Bestuurlijke hoofdlijnen
Een solide basis voor onze Zaanse toekomst
De voorliggende begroting 2022-2025 is de laatste begroting van het huidige college. In deze bestuursperiode heeft dit college, ondanks financiële onzekerheden en de coronacrisis, Zaanstad verder gebracht. Zowel fysiek als sociaal maatschappelijk op het gebied van jeugd, onderwijs, werk en zorg. We hebben het grootste deel van onze ambities uit het coalitieakkoord (‘de molen op de wind zetten’) kunnen realiseren.

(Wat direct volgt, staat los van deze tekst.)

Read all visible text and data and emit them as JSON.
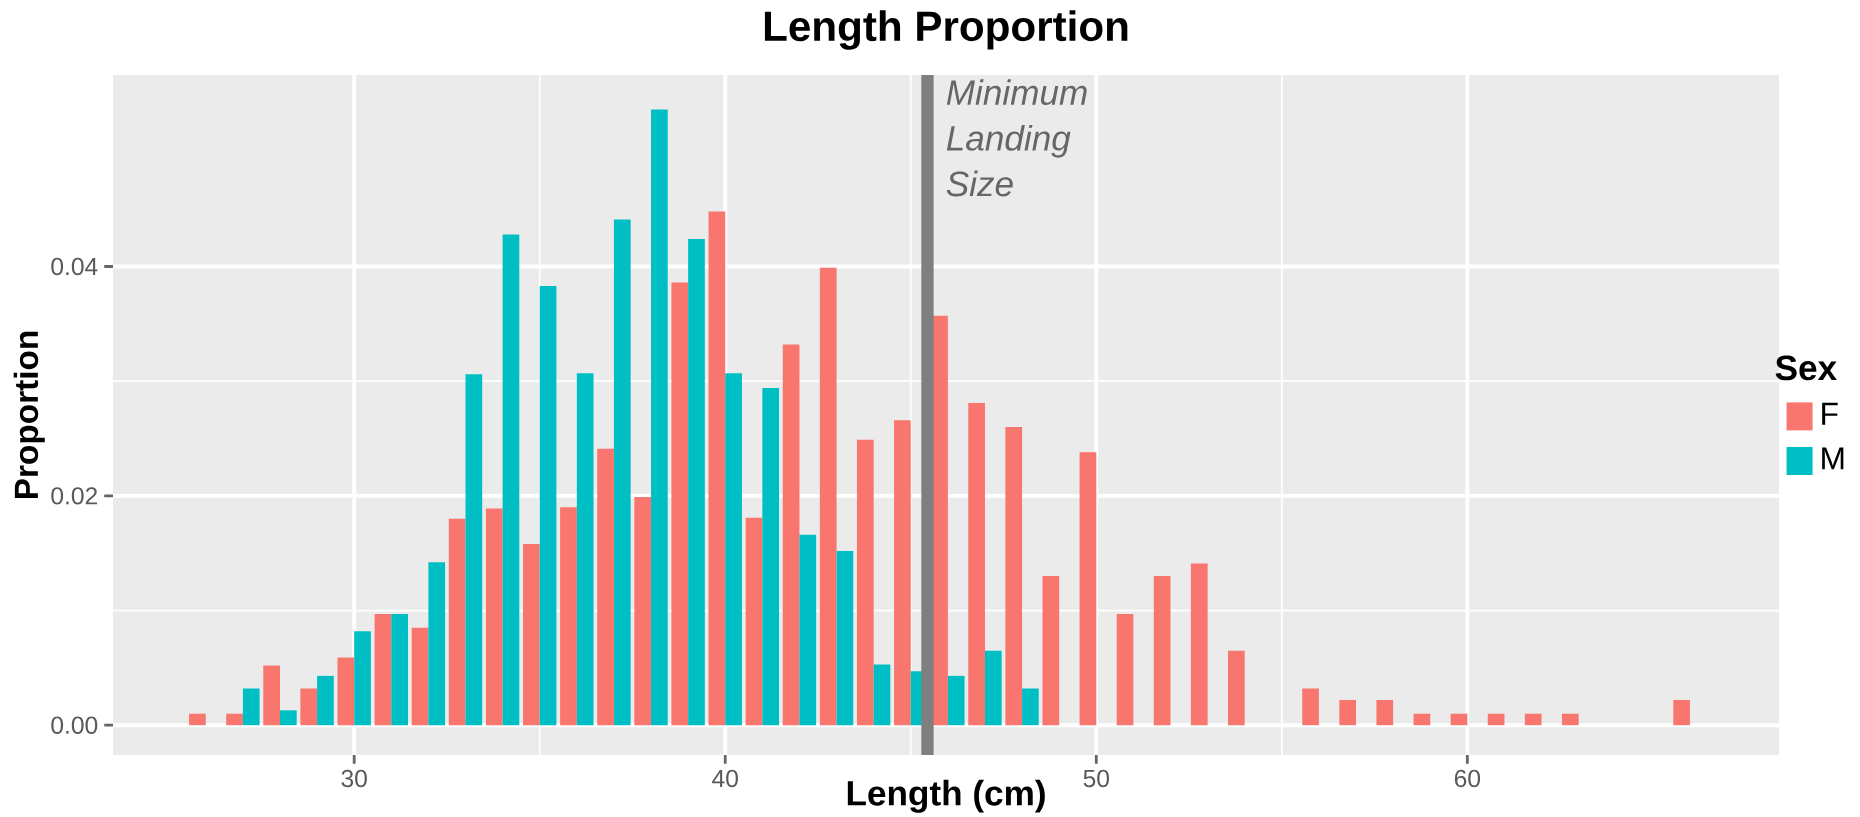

We hebben geïnvesteerd in meer groen in de openbare ruimte, het bouwen van woningen, de bereikbaarheid en infrastructuur, duurzaamheid én klimaatadaptatie. We zetten in op preventie bij jeugd, armoede, veiligheid en zorg, het bevorderen van kansengelijkheid én voldoende werkgelegenheid voor al onze inwoners. We hebben er daarom voor gekozen om het huidige beleid Participatie naar werk voort te zetten, volop door te gaan met het uitvoeren van onze ambities op het gebied van duurzaamheid en extra financiële middelen vrij te maken voor wijken waar de meest kwetsbare inwoners wonen, zoals in Poelenburg en Peldersveld. Met als doel een vitaal, economisch sterk en sociaal Zaanstad.

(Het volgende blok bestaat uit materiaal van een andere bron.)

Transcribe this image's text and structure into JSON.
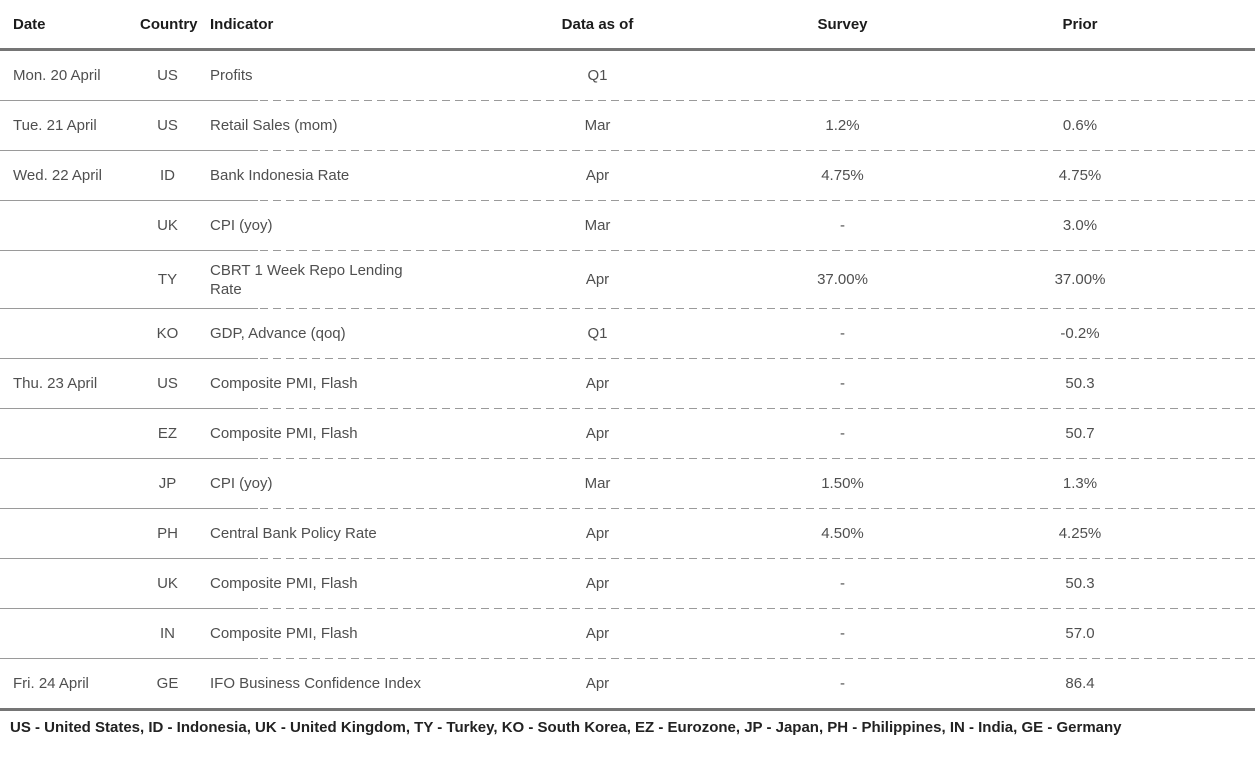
{
  "table": {
    "columns": [
      "Date",
      "Country",
      "Indicator",
      "Data as of",
      "Survey",
      "Prior"
    ],
    "rows": [
      {
        "date": "Mon. 20 April",
        "country": "US",
        "indicator": "Profits",
        "data_as_of": "Q1",
        "survey": "",
        "prior": ""
      },
      {
        "date": "Tue. 21 April",
        "country": "US",
        "indicator": "Retail Sales (mom)",
        "data_as_of": "Mar",
        "survey": "1.2%",
        "prior": "0.6%"
      },
      {
        "date": "Wed. 22 April",
        "country": "ID",
        "indicator": "Bank Indonesia Rate",
        "data_as_of": "Apr",
        "survey": "4.75%",
        "prior": "4.75%"
      },
      {
        "date": "",
        "country": "UK",
        "indicator": "CPI (yoy)",
        "data_as_of": "Mar",
        "survey": "-",
        "prior": "3.0%"
      },
      {
        "date": "",
        "country": "TY",
        "indicator": "CBRT 1 Week Repo Lending\nRate",
        "data_as_of": "Apr",
        "survey": "37.00%",
        "prior": "37.00%"
      },
      {
        "date": "",
        "country": "KO",
        "indicator": "GDP, Advance (qoq)",
        "data_as_of": "Q1",
        "survey": "-",
        "prior": "-0.2%"
      },
      {
        "date": "Thu. 23 April",
        "country": "US",
        "indicator": "Composite PMI, Flash",
        "data_as_of": "Apr",
        "survey": "-",
        "prior": "50.3"
      },
      {
        "date": "",
        "country": "EZ",
        "indicator": "Composite PMI, Flash",
        "data_as_of": "Apr",
        "survey": "-",
        "prior": "50.7"
      },
      {
        "date": "",
        "country": "JP",
        "indicator": "CPI (yoy)",
        "data_as_of": "Mar",
        "survey": "1.50%",
        "prior": "1.3%"
      },
      {
        "date": "",
        "country": "PH",
        "indicator": "Central Bank Policy Rate",
        "data_as_of": "Apr",
        "survey": "4.50%",
        "prior": "4.25%"
      },
      {
        "date": "",
        "country": "UK",
        "indicator": "Composite PMI, Flash",
        "data_as_of": "Apr",
        "survey": "-",
        "prior": "50.3"
      },
      {
        "date": "",
        "country": "IN",
        "indicator": "Composite PMI, Flash",
        "data_as_of": "Apr",
        "survey": "-",
        "prior": "57.0"
      },
      {
        "date": "Fri. 24 April",
        "country": "GE",
        "indicator": "IFO Business Confidence Index",
        "data_as_of": "Apr",
        "survey": "-",
        "prior": "86.4"
      }
    ]
  },
  "footer": {
    "legend": "US - United States, ID - Indonesia, UK - United Kingdom, TY - Turkey, KO - South Korea, EZ - Eurozone, JP - Japan, PH - Philippines, IN - India, GE - Germany"
  },
  "colors": {
    "rule": "#757575",
    "separator": "#9a9a9a",
    "header_text": "#1c1c1c",
    "body_text": "#4f4f4f"
  }
}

In de voorliggende begroting heeft het college belangrijke afwegingen moeten maken om het beste te doen voor de inwoners van Zaanstad. Met als uitgangspunt een sluitende en toekomstbestendige begroting. Geen drastische bezuinigingsmaatregelen die onomkeerbare maatschappelijk schade in de samenleving toebrengen, maar daar waar het mogelijk is de basis leggen voor een solide herstel om van daaruit verder te kunnen investeren. Ook is er voor gekozen om de algemene lasten van onze inwoners, zoals OZB en parkeertarieven, niet verder te verhogen dan de inflatiecorrectie. Dat betekent wel dat we sommige ambities nog niet kunnen realiseren. Onze stevige lobby richting Rijk heeft extra rijksmiddelen opgeleverd om te investeren in een aantal noodzakelijke maatregelen in de jeugdzorg.
De inzet op de Woningbouwimpuls en het Volkshuisvestingsfonds voor kwetsbare wijken levert de komende 30 jaar een forse investering van extra financiële middelen van honderden miljoenen op voor gebiedsontwikkeling, maatschappelijke voorzieningen en de kwaliteit van de openbare ruimte. Een nieuw bestuur heeft daarmee een mooi toekomstperspectief.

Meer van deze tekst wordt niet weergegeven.